Terry Mills, president of the NAACP, moderated the talk and chose the questions to ask, which were contributed by the audience of approximately 60 people.
It was agreed upon by each panelist that it was best to wait for the facts to come out rather than jump to any rash conclusion.
“Don’t be too quick to put somebody in jail. You could always do it tomorrow,” said Jim Kaelin, Nueces County Sheriff.
A comment contributed from the crowd stated that this incident was “a bitter pill to swallow because it forces us to look in the mirror.”All the panelists agreed with the statement.
Perez blamed the media for sensationalizing the case.
“The media is to blame because they want to fuel emotions,” Perez said.

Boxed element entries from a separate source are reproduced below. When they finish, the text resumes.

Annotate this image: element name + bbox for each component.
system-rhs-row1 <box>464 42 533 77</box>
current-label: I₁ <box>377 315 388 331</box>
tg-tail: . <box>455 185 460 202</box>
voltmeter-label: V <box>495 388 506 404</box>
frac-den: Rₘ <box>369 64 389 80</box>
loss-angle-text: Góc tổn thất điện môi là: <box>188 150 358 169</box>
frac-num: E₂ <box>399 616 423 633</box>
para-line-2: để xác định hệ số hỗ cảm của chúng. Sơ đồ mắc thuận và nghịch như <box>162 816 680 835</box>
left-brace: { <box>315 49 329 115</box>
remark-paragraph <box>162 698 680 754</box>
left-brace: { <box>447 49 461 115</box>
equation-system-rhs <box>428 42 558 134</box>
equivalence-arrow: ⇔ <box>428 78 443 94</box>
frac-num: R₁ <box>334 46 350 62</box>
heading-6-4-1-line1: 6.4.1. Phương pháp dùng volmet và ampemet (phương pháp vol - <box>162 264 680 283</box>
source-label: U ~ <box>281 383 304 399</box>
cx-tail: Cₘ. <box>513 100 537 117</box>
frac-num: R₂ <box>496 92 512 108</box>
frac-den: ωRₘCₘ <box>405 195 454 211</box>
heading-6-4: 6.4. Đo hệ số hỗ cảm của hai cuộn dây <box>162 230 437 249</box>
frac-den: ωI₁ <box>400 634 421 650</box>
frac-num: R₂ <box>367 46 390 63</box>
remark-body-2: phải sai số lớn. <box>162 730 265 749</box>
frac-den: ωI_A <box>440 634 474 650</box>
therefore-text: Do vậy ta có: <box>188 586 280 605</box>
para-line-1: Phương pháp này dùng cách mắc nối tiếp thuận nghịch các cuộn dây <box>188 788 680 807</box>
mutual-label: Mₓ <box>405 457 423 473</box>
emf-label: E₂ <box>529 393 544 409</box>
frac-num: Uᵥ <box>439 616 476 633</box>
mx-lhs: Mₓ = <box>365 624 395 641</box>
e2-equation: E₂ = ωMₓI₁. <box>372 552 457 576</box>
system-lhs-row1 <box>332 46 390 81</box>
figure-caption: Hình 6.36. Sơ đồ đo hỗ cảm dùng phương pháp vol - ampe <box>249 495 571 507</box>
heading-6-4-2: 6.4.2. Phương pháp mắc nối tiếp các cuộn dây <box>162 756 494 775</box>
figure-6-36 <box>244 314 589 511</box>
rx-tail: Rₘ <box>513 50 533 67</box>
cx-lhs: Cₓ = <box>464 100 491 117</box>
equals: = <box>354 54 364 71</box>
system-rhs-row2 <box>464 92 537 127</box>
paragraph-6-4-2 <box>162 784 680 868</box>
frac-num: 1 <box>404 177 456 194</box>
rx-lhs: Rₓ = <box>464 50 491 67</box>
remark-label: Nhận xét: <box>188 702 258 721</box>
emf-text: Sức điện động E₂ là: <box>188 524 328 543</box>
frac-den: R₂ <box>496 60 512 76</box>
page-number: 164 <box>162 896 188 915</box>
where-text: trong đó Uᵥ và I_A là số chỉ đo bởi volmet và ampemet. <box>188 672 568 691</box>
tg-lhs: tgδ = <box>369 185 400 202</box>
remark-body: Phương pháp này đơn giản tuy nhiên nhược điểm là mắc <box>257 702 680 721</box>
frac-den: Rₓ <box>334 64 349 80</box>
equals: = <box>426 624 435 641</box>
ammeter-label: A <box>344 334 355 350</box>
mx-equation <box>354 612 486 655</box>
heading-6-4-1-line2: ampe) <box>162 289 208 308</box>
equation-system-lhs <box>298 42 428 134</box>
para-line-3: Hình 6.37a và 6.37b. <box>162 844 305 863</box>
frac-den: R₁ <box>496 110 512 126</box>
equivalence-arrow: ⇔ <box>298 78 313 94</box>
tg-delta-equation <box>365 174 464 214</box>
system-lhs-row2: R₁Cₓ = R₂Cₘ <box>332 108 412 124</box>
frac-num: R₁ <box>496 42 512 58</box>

Dr. Nick Adame, another panelist and President of the League of United Latin American Citizens (LULAC) chapter in Corpus Christi, was confident justice would be served in due time.
“I do want to see justice served, but I want to see it the right way,” he said.
Though the turnout was better than expected for most people, Cynthia Gonzales took issue with the lack of youth in attendance.
“I feel like what’s missing from this room are 19 and under people,” she said. “They’re the ones who could tell us what (Martin) was probably facing. So often, we as a community come together to try to find solutions for helping young people, and often times young people are not even at the table.”
The forum closed on the question of how to prevent an incident like Martin’s to happen in Corpus Christi. Most answered the question with more dialogue, but Rabbi Kenneth Roseman said action was required as well.
“I’d like to see kids put down their defenses and pick up their shovels and then they start getting to know each other,” he said. “And that’s the first way you start.”